Communication Skills – Students will need to:

  • Speak and write clearly during all communications with clients, their caregivers, and other healthcare professionals.
  • Communicate effectively through written and electronic media.
  • Adhere to professional standards (APA format) when writing papers.
  • Demonstrate an awareness of self and others during conversations. 
  • Comprehend complex concepts in the literature.
  • Summarize complex information into easy to understand terms.

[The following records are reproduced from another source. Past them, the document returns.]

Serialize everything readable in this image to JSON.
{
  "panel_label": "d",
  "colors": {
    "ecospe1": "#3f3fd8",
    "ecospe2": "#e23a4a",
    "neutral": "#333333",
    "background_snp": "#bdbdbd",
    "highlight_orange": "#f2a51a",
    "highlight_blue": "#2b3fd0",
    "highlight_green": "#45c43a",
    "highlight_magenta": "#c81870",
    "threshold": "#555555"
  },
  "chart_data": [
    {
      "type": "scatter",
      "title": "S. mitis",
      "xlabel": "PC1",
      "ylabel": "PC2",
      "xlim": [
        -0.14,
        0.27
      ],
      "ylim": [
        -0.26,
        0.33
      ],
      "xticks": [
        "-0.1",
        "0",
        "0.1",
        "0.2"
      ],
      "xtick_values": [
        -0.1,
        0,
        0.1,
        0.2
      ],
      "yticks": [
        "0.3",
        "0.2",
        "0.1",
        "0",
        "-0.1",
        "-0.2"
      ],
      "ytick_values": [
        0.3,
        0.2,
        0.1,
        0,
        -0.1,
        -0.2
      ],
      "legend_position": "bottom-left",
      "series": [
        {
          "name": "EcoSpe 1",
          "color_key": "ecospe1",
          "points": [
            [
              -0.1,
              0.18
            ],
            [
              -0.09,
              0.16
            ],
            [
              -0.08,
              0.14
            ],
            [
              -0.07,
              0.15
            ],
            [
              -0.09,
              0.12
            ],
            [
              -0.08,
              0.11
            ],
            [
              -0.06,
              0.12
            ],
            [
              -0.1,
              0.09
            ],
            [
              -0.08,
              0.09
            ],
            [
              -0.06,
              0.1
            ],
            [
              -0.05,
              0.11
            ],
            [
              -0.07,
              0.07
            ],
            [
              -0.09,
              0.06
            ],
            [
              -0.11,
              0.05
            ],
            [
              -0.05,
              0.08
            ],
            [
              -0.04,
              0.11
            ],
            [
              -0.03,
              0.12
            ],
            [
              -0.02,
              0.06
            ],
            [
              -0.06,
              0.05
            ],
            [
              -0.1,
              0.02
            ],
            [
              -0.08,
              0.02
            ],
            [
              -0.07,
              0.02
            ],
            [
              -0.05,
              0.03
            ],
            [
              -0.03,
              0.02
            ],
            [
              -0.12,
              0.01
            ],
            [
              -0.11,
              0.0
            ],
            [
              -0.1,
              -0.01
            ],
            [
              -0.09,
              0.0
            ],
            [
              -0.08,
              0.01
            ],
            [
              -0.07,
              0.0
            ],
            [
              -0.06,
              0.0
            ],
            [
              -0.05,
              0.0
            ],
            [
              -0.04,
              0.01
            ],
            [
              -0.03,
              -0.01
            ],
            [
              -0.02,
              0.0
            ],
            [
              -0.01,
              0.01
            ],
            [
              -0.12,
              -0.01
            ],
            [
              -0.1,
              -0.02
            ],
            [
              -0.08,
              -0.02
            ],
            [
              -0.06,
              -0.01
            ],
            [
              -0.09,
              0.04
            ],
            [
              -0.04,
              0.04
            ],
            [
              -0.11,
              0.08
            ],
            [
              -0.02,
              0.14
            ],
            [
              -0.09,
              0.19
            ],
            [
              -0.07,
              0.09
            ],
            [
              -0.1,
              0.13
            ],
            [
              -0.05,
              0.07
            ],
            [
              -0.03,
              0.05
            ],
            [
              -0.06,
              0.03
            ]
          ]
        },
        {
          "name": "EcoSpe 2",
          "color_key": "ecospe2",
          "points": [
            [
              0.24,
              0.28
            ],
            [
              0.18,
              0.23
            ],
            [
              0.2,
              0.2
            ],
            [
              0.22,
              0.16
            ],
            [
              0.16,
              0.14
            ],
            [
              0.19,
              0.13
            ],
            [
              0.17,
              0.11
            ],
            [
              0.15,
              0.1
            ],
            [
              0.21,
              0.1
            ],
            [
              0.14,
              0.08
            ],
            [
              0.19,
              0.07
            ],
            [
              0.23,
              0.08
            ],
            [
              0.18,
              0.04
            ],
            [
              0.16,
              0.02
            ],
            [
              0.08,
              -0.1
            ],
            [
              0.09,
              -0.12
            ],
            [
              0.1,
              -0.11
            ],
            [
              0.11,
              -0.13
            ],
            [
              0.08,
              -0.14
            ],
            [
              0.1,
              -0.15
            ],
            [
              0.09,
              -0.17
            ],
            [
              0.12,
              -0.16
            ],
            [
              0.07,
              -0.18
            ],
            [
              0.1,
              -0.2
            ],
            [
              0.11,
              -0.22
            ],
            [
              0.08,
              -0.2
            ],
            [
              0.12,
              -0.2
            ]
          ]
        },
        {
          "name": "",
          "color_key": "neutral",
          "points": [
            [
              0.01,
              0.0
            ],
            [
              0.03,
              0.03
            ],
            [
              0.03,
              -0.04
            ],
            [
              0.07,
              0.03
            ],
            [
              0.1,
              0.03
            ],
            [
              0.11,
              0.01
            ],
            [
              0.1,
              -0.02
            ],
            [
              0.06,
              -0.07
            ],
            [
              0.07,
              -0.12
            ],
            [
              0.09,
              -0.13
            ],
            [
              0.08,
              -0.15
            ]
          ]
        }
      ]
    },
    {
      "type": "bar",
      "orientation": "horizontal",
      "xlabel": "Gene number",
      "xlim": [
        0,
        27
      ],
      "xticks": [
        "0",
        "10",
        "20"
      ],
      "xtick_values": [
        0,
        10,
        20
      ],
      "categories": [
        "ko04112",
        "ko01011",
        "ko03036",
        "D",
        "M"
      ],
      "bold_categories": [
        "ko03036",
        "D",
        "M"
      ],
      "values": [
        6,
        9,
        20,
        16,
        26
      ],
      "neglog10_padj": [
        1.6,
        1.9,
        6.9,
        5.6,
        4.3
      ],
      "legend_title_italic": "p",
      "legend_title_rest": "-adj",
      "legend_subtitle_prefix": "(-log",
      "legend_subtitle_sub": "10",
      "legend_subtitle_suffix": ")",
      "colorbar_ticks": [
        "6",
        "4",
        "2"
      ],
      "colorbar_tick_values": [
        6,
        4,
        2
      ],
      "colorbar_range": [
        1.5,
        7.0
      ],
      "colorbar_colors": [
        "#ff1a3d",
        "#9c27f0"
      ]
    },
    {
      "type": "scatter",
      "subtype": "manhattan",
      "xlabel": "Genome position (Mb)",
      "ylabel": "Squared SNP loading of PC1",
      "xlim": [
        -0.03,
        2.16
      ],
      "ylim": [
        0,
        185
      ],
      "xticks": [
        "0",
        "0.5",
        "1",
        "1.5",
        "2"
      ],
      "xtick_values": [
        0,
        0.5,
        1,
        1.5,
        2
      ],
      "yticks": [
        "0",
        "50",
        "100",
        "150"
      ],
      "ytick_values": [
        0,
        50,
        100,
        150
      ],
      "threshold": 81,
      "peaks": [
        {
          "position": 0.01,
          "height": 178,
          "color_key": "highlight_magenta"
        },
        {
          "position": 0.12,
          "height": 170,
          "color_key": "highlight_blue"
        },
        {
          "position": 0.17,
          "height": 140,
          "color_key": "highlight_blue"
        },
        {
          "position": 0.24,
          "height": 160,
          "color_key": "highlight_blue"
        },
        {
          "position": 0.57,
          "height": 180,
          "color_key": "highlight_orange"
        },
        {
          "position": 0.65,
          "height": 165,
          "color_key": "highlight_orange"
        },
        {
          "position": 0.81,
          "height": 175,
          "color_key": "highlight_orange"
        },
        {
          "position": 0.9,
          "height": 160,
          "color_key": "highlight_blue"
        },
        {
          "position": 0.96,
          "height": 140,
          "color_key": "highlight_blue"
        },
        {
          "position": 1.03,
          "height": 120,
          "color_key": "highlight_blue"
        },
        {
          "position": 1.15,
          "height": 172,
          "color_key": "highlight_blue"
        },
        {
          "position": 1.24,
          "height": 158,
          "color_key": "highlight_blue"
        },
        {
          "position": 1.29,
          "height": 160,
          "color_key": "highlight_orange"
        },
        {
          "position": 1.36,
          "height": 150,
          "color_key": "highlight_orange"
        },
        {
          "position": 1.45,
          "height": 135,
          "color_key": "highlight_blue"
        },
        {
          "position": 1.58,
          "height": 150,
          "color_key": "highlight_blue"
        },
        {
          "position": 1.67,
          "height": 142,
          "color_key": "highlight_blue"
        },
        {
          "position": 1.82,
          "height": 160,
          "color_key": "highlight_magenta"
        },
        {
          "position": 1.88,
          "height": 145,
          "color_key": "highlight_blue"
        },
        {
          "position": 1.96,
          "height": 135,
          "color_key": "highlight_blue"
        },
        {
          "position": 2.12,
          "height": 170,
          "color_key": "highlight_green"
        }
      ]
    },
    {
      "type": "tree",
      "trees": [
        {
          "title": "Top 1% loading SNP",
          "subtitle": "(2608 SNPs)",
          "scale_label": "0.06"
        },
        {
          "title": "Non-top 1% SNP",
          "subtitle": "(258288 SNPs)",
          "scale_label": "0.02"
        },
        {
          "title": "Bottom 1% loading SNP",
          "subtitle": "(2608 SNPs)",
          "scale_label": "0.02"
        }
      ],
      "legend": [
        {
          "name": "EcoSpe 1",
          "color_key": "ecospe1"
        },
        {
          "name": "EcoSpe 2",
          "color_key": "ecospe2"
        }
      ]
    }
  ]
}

Emotional Skills: Students will need to:

  • The student must possess emotional stability for full utilization of their intellectual abilities, the exercise of good judgment, and the prompt completion of all responsibilities attendant to both didactic studies and client interventions.
  • Accurately perceive changes in other’s emotions and behaviors including facial expressions, moods, and activity level.
  • Maintain composure and emotional stability during periods of high stress and emergency situations.
  • Cope with a variety of clinical situations, which may involve pain, grief, death, communicable diseases, blood and body fluids, and or toxic substances.
  • Display professionalism through appropriate presentation of oneself.
  • Maintain personal well-being to not jeopardize the health and safety of others and self.
  • Demonstrate honesty, integrity, professionalism, and ethical behavior according to the American Occupational Therapy Association’s Code of Ethics.
  • Use therapeutic communication, such as clarifying, coaching, facilitating, and touching in appropriate ways.
  • Advocate for the benefit of your client with other inter-professional team members.
  • Recognize when others do or do not understand his/her written and/or oral communication and modify communication accordingly.
  • Work collaboratively and effectively as a small group member as well as a health team member.
  • Demonstrate sufficient interpersonal skills to relate positively with people across society, including all ethnic backgrounds, economic levels, gender, gender identification, sexual orientations, disabilities and belief systems.
  • Possess compassion and concern for others; interest in and motivation for service and integrity.
  • Accept constructive criticism and respond by appropriate modification of behavior.

Accommodations:

Students with a documented disability may request disability accommodations by contacting the Educational Access Center.